Un viaje al pasado románico
Lo primero que destaca de este lugar es su carga histórica. Sant Joan Vell fue, en su origen, la parroquia principal de la zona. Su construcción data del siglo XI, siguiendo los cánones del estilo románico que tanto abunda en esta región. Sin embargo, la historia de este edificio es la historia de un cambio demográfico. Según documentan los historiadores locales y confirman los restos arqueológicos, el núcleo de población original se trasladó en el año 1643. Los habitantes bajaron desde este emplazamiento elevado hacia el llano y el valle, fundando lo que hoy se conoce como el actual Sant Joan d'Oló. Este éxodo marcó el final de la vida litúrgica de la iglesia vieja y el comienzo de su lenta transformación en la ruina romántica que vemos hoy.
Lo bueno: Naturaleza y fotografía
Para el visitante actual, el mayor atractivo de Sant Joan Vell reside en su atmósfera. Al no ser un edificio cerrado ni restaurado para el uso moderno, las ruinas se han integrado con el paisaje. La vegetación ha reclamado parte de la estructura, creando una estampa bucólica ideal para la fotografía. Es un destino perfecto para incluir en una ruta de senderismo por el Moianès, ya que el entorno invita a la caminata y a la desconexión. La estructura mantiene en pie gran parte de sus muros perimetrales y la forma del ábside, permitiendo a los aficionados a la arquitectura imaginar su antigua gloria sin las distracciones del turismo masivo.
La realidad del estado de conservación
Es importante ser realistas con lo que se va a encontrar. Como su nombre indica, son ruinas. No hay techumbre, y el interior está expuesto a las inclemencias del tiempo. Para algunos, esto es parte del encanto; para otros, puede ser una decepción si esperaban encontrar un edificio visitable con obras de arte en su interior. El acceso no está adaptado para personas con movilidad reducida, ya que se encuentra en un entorno rural que requiere transitar por caminos de tierra. Además, al ser un edificio abandonado, se debe tener precaución al transitar cerca de los muros, aunque la estructura se mantiene firme, la naturaleza del terreno es irregular.
Iglesias y Horarios de Misas en la zona
Es fundamental aclarar un punto crucial para los visitantes devotos o aquellos que buscan servicios religiosos activos.

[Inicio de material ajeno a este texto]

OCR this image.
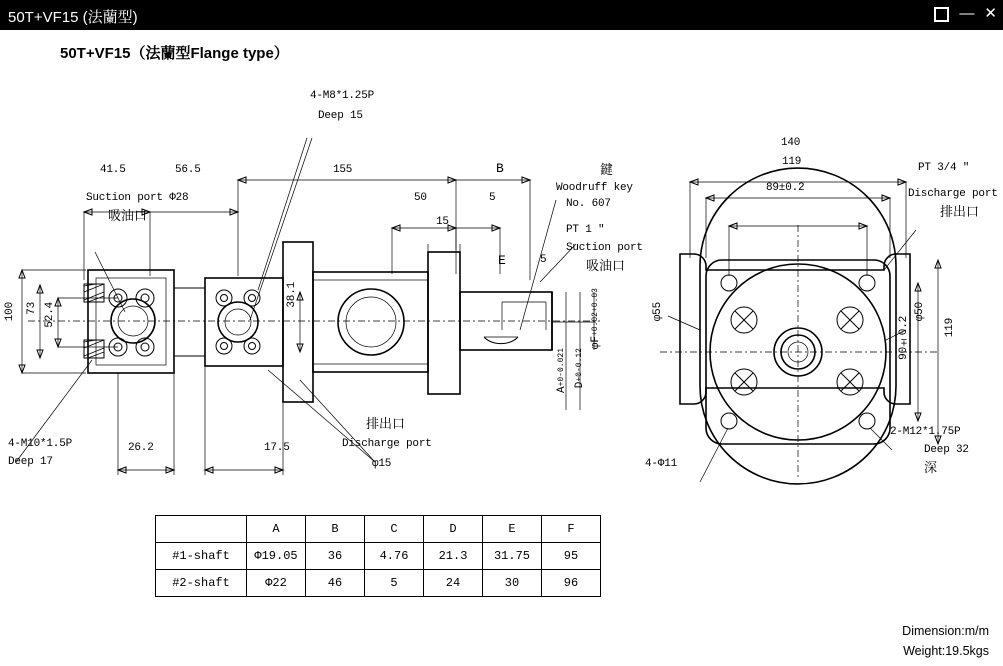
50T+VF15 (法蘭型)	— ✕
50T+VF15（法蘭型Flange type）
4-M8*1.25P
Deep 15
41.5	56.5	155	B
50	5
15
Suction port Φ28
吸油口
鍵
Woodruff key
No. 607
PT 1 "
Suction port
吸油口
E	5
100 73 52.4
38.1
26.2	17.5
4-M10*1.5P
Deep 17
排出口
Discharge port
φ15
A+0-0.021
D+0-0.12
φF+0.02+0.03
140
119
89±0.2
PT 3/4 "
Discharge port
排出口
φ55	φ50
90±0.2	119
4-Φ11
2-M12*1.75P
Deep 32
深
	A	B	C	D	E	F
#1-shaft	Φ19.05	36	4.76	21.3	31.75	95
#2-shaft	Φ22	46	5	24	30	96
Dimension:m/m
Weight:19.5kgs
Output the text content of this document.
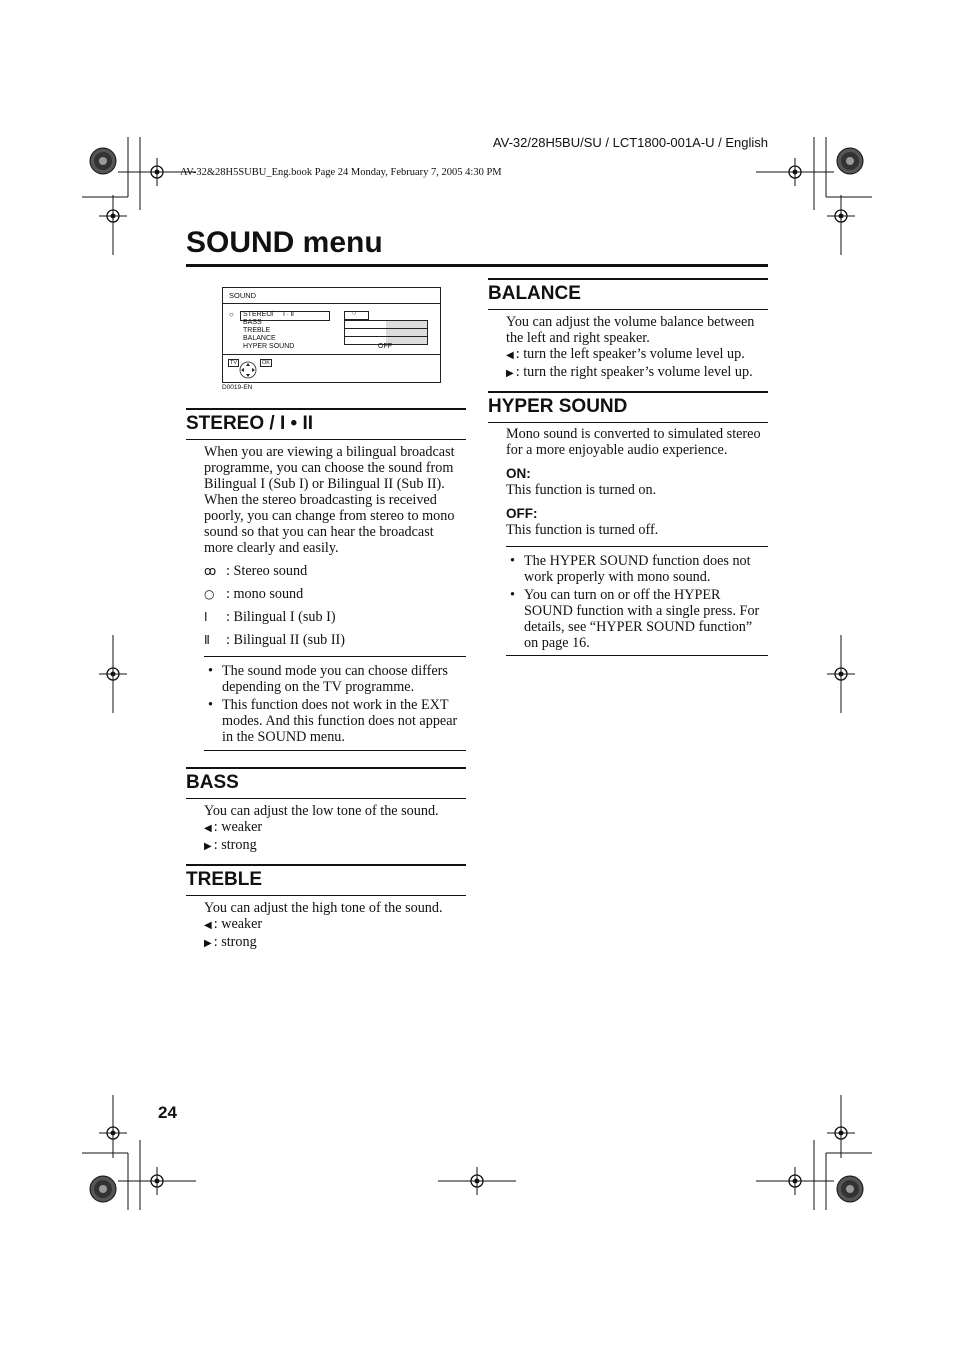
AV-32/28H5BU/SU / LCT1800-001A-U / English
AV-32&28H5SUBU_Eng.book Page 24 Monday, February 7, 2005 4:30 PM
SOUND menu
SOUND
○	Ⅰ · Ⅱ
STEREO/
BASS
TREBLE
BALANCE
HYPER SOUND
○
OFF
TV	OK
D0019-EN
STEREO / I • II

When you are viewing a bilingual broadcast programme, you can choose the sound from Bilingual I (Sub I) or Bilingual II (Sub II). When the stereo broadcasting is received poorly, you can change from stereo to mono sound so that you can hear the broadcast more clearly and easily.

ꝏ : Stereo sound
○ : mono sound
Ⅰ	: Bilingual I (sub I)
Ⅱ	: Bilingual II (sub II)
• The sound mode you can choose differs depending on the TV programme.
• This function does not work in the EXT modes. And this function does not appear in the SOUND menu.
BASS

You can adjust the low tone of the sound.

◀ : weaker

▶ : strong

TREBLE

You can adjust the high tone of the sound.

◀ : weaker

▶ : strong

BALANCE

You can adjust the volume balance between the left and right speaker.

◀ : turn the left speaker’s volume level up.

▶ : turn the right speaker’s volume level up.

HYPER SOUND

Mono sound is converted to simulated stereo for a more enjoyable audio experience.

ON:

This function is turned on.

OFF:

This function is turned off.

• The HYPER SOUND function does not work properly with mono sound.
• You can turn on or off the HYPER SOUND function with a single press. For details, see “HYPER SOUND function” on page 16.
24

En estas ruinas no se celebran oficios religiosos. Si su interés principal radica en encontrar Iglesias y Horarios de Misas, deberá desplazarse hacia el núcleo urbano de Santa Maria d'Oló o buscar la iglesia "nueva" de Sant Joan d'Oló, construida en el siglo XVII para sustituir a estas ruinas. A menudo, la información en internet puede mezclar ambos emplazamientos bajo el mismo nombre, por lo que recomendamos verificar siempre si se dirige a la parroquia activa o al sitio arqueológico. Para asistir a la liturgia, la iglesia parroquial de Santa Maria, en el centro del pueblo, es la referencia principal donde consultar los Iglesias y Horarios de Misas actualizados.
Recomendaciones para la visita
Si decide aventurarse a conocer Sant Joan Vell, la planificación es clave. El acceso suele requerir vehículo propio hasta las cercanías y un tramo a pie, por lo que el calzado de montaña es muy recomendable. No encontrará servicios, baños ni tiendas en el lugar exacto de las ruinas, así que llevar agua y algo de comida es una buena idea si planea pasar la mañana explorando la zona. La mejor época para visitar es durante la primavera o el otoño, cuando los colores del paisaje del Moianès envuelven las piedras milenarias, ofreciendo un contraste visual espectacular. Sant Joan Vell es un destino para la contemplación y el respeto por el patrimonio, un lugar donde el silencio cuenta más historias que cualquier guía turístico.